Additive, Synergistic, and Antagonistic
What are the indications for combining drugs?
Prevent resistant strains, treat polymicrobial infections, empirical therapy (just throw everything you have at it), and due to proven synergy of combo drugs.
When should we use antibacterials to manage an odontogenic infections?
Acute onset of fever or chills, spreading abscess, diffuse swelling or cellulitis, involvement of fascial spaces, or immunodeficient.
When don’t you need an antibiotic for an odontogenic infection?
In a chronic well localized abscess or in a minor vestibular abscess.
Which drugs would you usually prescribe for odontogenic management?
Penicillin or amoxicillin…if no improvement in 48-72 hours then metronidazole. Give clindamycin if allergic to penicillin….this is different than infections in the rest of the body where erythromycin is the DOC for penicillin allergic patients.

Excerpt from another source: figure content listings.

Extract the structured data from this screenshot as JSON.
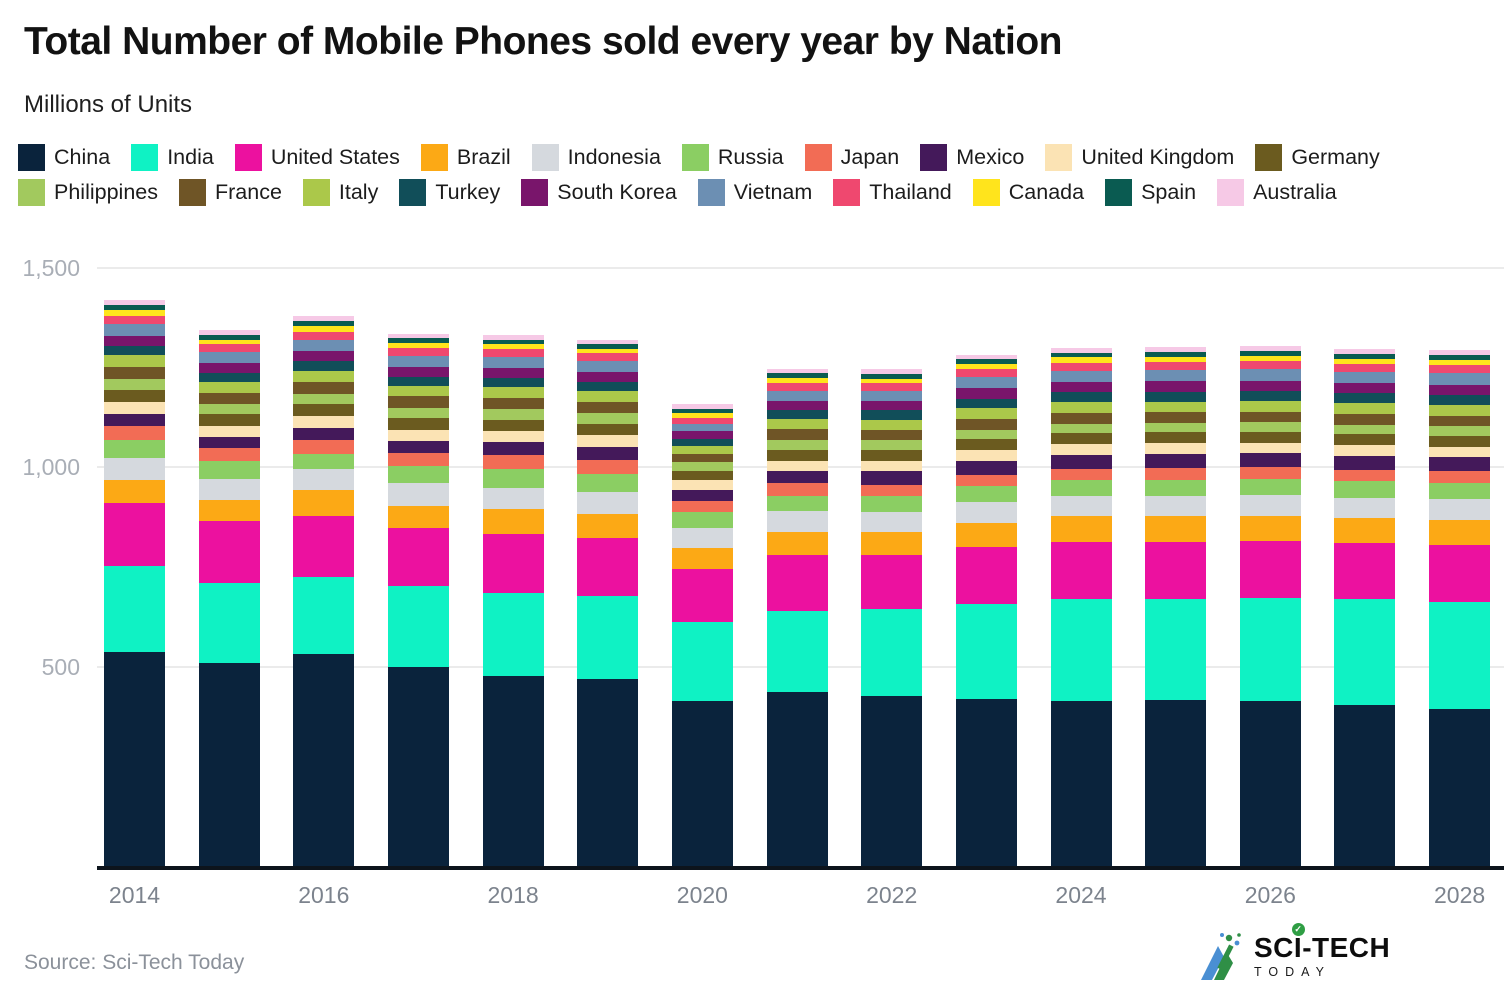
{
  "title": "Total Number of Mobile Phones sold every year by Nation",
  "subtitle": "Millions of Units",
  "source": "Source: Sci-Tech Today",
  "logo": {
    "text_primary_left": "SC",
    "text_primary_i": "I",
    "text_primary_right": "-TECH",
    "check_glyph": "✓",
    "text_secondary": "TODAY"
  },
  "chart_data": {
    "type": "bar",
    "stacked": true,
    "grid": "horizontal",
    "legend_position": "top",
    "ylim": [
      0,
      1500
    ],
    "y_ticks": [
      {
        "value": 500,
        "label": "500"
      },
      {
        "value": 1000,
        "label": "1,000"
      },
      {
        "value": 1500,
        "label": "1,500"
      }
    ],
    "categories": [
      "2014",
      "2015",
      "2016",
      "2017",
      "2018",
      "2019",
      "2020",
      "2021",
      "2022",
      "2023",
      "2024",
      "2025",
      "2026",
      "2027",
      "2028"
    ],
    "x_tick_labels": [
      "2014",
      "2016",
      "2018",
      "2020",
      "2022",
      "2024",
      "2026",
      "2028"
    ],
    "x_tick_step": 2,
    "series": [
      {
        "name": "China",
        "color": "#0a233c",
        "values": [
          537,
          508,
          532,
          498,
          476,
          468,
          415,
          437,
          427,
          418,
          415,
          416,
          413,
          405,
          395
        ]
      },
      {
        "name": "India",
        "color": "#0ff2c4",
        "values": [
          215,
          201,
          192,
          205,
          208,
          210,
          196,
          202,
          218,
          240,
          256,
          253,
          260,
          265,
          268
        ]
      },
      {
        "name": "United States",
        "color": "#ec119f",
        "values": [
          159,
          156,
          154,
          144,
          149,
          146,
          134,
          140,
          136,
          141,
          142,
          144,
          142,
          139,
          142
        ]
      },
      {
        "name": "Brazil",
        "color": "#fca915",
        "values": [
          58,
          53,
          64,
          57,
          62,
          58,
          52,
          58,
          58,
          62,
          64,
          64,
          64,
          64,
          64
        ]
      },
      {
        "name": "Indonesia",
        "color": "#d5d9de",
        "values": [
          55,
          54,
          54,
          58,
          54,
          56,
          52,
          54,
          50,
          52,
          50,
          51,
          51,
          51,
          51
        ]
      },
      {
        "name": "Russia",
        "color": "#8bce63",
        "values": [
          45,
          43,
          38,
          41,
          46,
          45,
          40,
          36,
          38,
          40,
          41,
          41,
          41,
          41,
          41
        ]
      },
      {
        "name": "Japan",
        "color": "#f26c55",
        "values": [
          34,
          33,
          35,
          32,
          35,
          35,
          27,
          33,
          30,
          29,
          29,
          29,
          29,
          29,
          29
        ]
      },
      {
        "name": "Mexico",
        "color": "#44195a",
        "values": [
          31,
          29,
          31,
          31,
          33,
          34,
          28,
          30,
          33,
          34,
          35,
          35,
          35,
          35,
          35
        ]
      },
      {
        "name": "United Kingdom",
        "color": "#fbe3b4",
        "values": [
          29,
          27,
          28,
          28,
          28,
          29,
          25,
          27,
          27,
          27,
          27,
          27,
          27,
          27,
          27
        ]
      },
      {
        "name": "Germany",
        "color": "#6b5b1f",
        "values": [
          31,
          29,
          30,
          29,
          29,
          29,
          22,
          27,
          27,
          28,
          28,
          28,
          28,
          28,
          28
        ]
      },
      {
        "name": "Philippines",
        "color": "#a2c95e",
        "values": [
          28,
          26,
          27,
          27,
          27,
          27,
          23,
          26,
          25,
          23,
          23,
          23,
          23,
          23,
          23
        ]
      },
      {
        "name": "France",
        "color": "#6f5526",
        "values": [
          30,
          28,
          29,
          28,
          28,
          28,
          21,
          26,
          26,
          27,
          27,
          27,
          27,
          27,
          27
        ]
      },
      {
        "name": "Italy",
        "color": "#abc84a",
        "values": [
          29,
          27,
          28,
          27,
          27,
          27,
          18,
          25,
          25,
          27,
          27,
          27,
          27,
          27,
          27
        ]
      },
      {
        "name": "Turkey",
        "color": "#114e59",
        "values": [
          24,
          23,
          24,
          23,
          23,
          23,
          19,
          24,
          23,
          25,
          25,
          25,
          25,
          25,
          25
        ]
      },
      {
        "name": "South Korea",
        "color": "#79156b",
        "values": [
          26,
          25,
          26,
          25,
          25,
          24,
          19,
          22,
          23,
          26,
          26,
          26,
          26,
          26,
          26
        ]
      },
      {
        "name": "Vietnam",
        "color": "#6c8fb3",
        "values": [
          29,
          27,
          28,
          27,
          27,
          27,
          17,
          26,
          26,
          28,
          28,
          28,
          28,
          28,
          28
        ]
      },
      {
        "name": "Thailand",
        "color": "#ef486f",
        "values": [
          21,
          20,
          21,
          20,
          20,
          20,
          17,
          19,
          19,
          20,
          20,
          20,
          20,
          20,
          20
        ]
      },
      {
        "name": "Canada",
        "color": "#ffe41c",
        "values": [
          13,
          12,
          13,
          12,
          12,
          12,
          12,
          12,
          12,
          12,
          13,
          13,
          13,
          13,
          13
        ]
      },
      {
        "name": "Spain",
        "color": "#0a5b51",
        "values": [
          13,
          12,
          13,
          12,
          12,
          12,
          11,
          12,
          12,
          12,
          12,
          12,
          12,
          12,
          12
        ]
      },
      {
        "name": "Australia",
        "color": "#f6c9e6",
        "values": [
          12,
          11,
          12,
          11,
          11,
          11,
          12,
          11,
          11,
          12,
          13,
          13,
          13,
          13,
          13
        ]
      }
    ]
  }
}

Who should get antibiotics before dental tx?
Prosthetic cardiac valves, Previous infective endocarditis, surgically placed shunts or implanted devices, and cardiac transplants with valve regurgitation.
Who doesn’t need antibiotic coverage for dental tx?
Rheumatic heart disease, mitral valve prolapsed, mitral or aortic valve stenosis, and congenital heart conditions n/c VSD or ASD.
If a patient requires antibiotic coverage what is usually prescribed?
A single dose of 2gm Amoxicillin for adults or 50mg Amoxicillin for kids 30-60 minutes prior to procedure.
As of 2009, what are the AAOS recommendations on antibiotic prophylaxis for those with joint replacements?
We are to administer a cephalosporin or amoxicillin 2 g orally 1 hour prior to procedure and they started a study in 2010 but there is still no change to this recommendation.